Oct. 11, 2006
University of Washington promises free tuition to low-income students
University of Washington President Mark A. Emmert on Wednesday announced a new scholarship program guaranteeing full payment of tuition and fees for students from the state of Washington who come from low- and lower middle-income families.
The new program, called "Husky Promise," guarantees full tuition and fee scholarships for students attending the university who are residents of Washington state and who qualify for Pell Grants or State Need Grants.
Students whose family incomes are at or below 65 percent of the state median income -- currently 235 percent of the federal poverty level -- will qualify for the scholarships. In general, a family of four with an income of $46,500 or less will be able to send their children to the University of Washington tuition free.
The program will start next fall with the 2007-08 academic year. The university expects to support some 5,000 students a year in this program, comprising approximately 20 percent of the total number of undergraduates at its three campuses in Seattle, Bothell, and Tacoma. All full-time undergraduates who qualify financially are eligible, whether they entered the University as freshmen or transfer students.
"This is a promise we are making to students for whom cost is often a deciding factor in whether they choose to pursue a college education," said Emmert. "We believe the inability to pay should not prevent any Washington student who academically belongs here from earning a degree. I can't think of a better investment."
The university will provide the funds from a combination of federal, state need-based financial aid programs, and University scholarships. Students from low and lower middle-income families currently receive Pell Grant and State Need Grants amounting to $44 million. The university currently funds about $25 million in scholarships from gifts or endowment funds and grants from tuition revenues. It is estimated that in the sixth year of the program, the additional annual cost for guaranteeing tuition to this cohort of students will be $1.6 million to $2.8 million.

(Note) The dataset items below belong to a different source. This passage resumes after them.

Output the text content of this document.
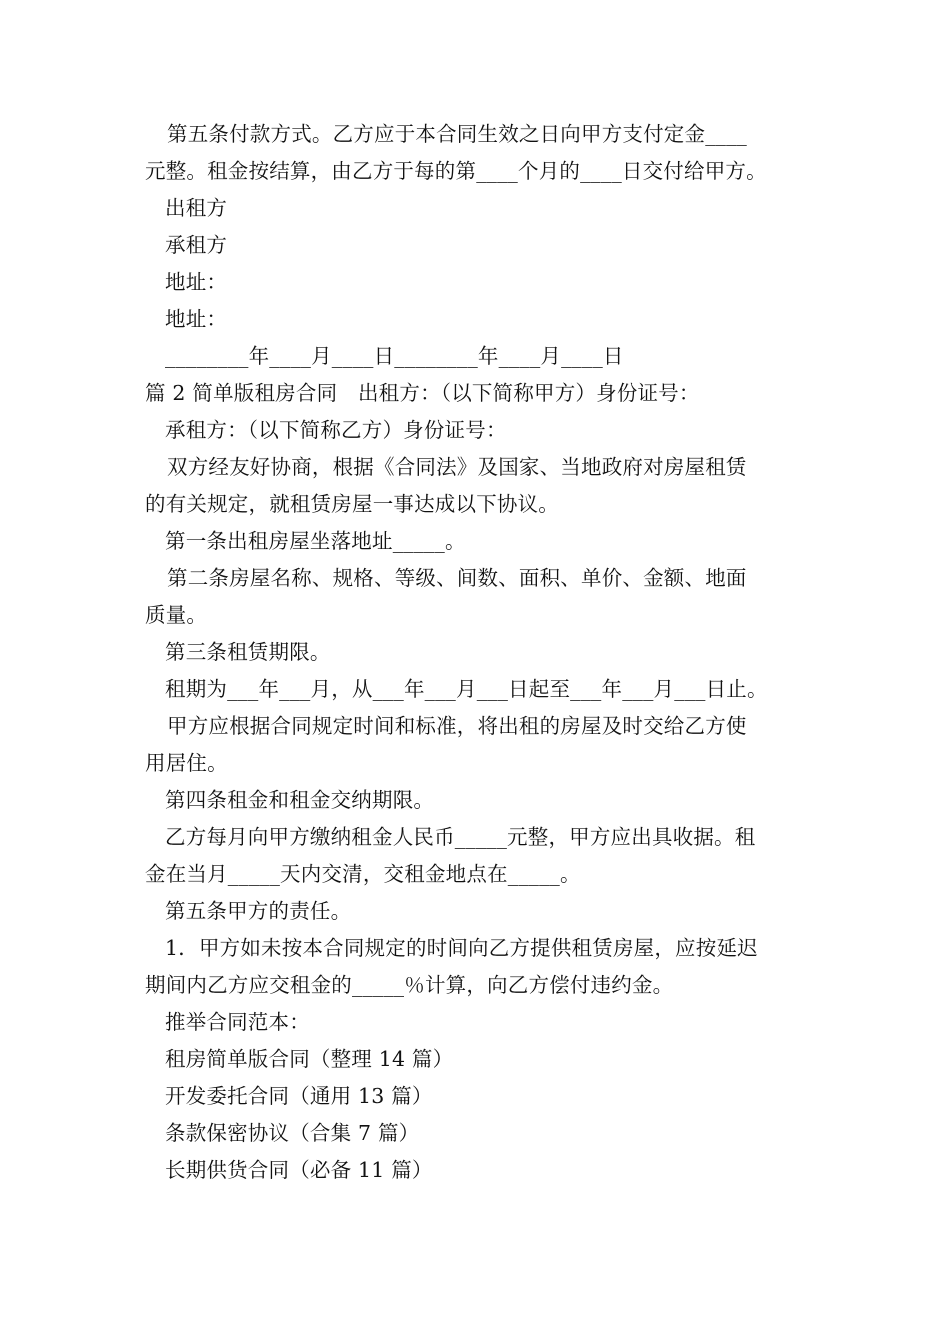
第五条付款方式。乙方应于本合同生效之日向甲方支付定金____
元整。租金按结算，由乙方于每的第____个月的____日交付给甲方。
出租方
承租方
地址：
地址：
________年____月____日________年____月____日
篇 2 简单版租房合同　出租方：（以下简称甲方）身份证号：
承租方：（以下简称乙方）身份证号：
双方经友好协商，根据《合同法》及国家、当地政府对房屋租赁
的有关规定，就租赁房屋一事达成以下协议。
第一条出租房屋坐落地址_____。
第二条房屋名称、规格、等级、间数、面积、单价、金额、地面
质量。
第三条租赁期限。
租期为___年___月，从___年___月___日起至___年___月___日止。
甲方应根据合同规定时间和标准，将出租的房屋及时交给乙方使
用居住。
第四条租金和租金交纳期限。
乙方每月向甲方缴纳租金人民币_____元整，甲方应出具收据。租
金在当月_____天内交清，交租金地点在_____。
第五条甲方的责任。
1．甲方如未按本合同规定的时间向乙方提供租赁房屋，应按延迟
期间内乙方应交租金的_____％计算，向乙方偿付违约金。
推举合同范本：
租房简单版合同（整理 14 篇）
开发委托合同（通用 13 篇）
条款保密协议（合集 7 篇）
长期供货合同（必备 11 篇）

"What makes the Husky Promise possible is a classic public-private partnership," said Emmert, "whereby public tax dollars and private gifts to the university combine to make this sort of opportunity available to students who otherwise could not afford to go to college. These students will get a world-class education for free. It's a perfect partnership."
To help fund this program, in the final year and a half of its $2 billion Campaign UW: Creating Futures, the University of Washington Foundation will focus its efforts on raising more support for student scholarships. The Campaign, which will conclude in June 2008, currently stands at $1.8 billion towards the $2 billion goal.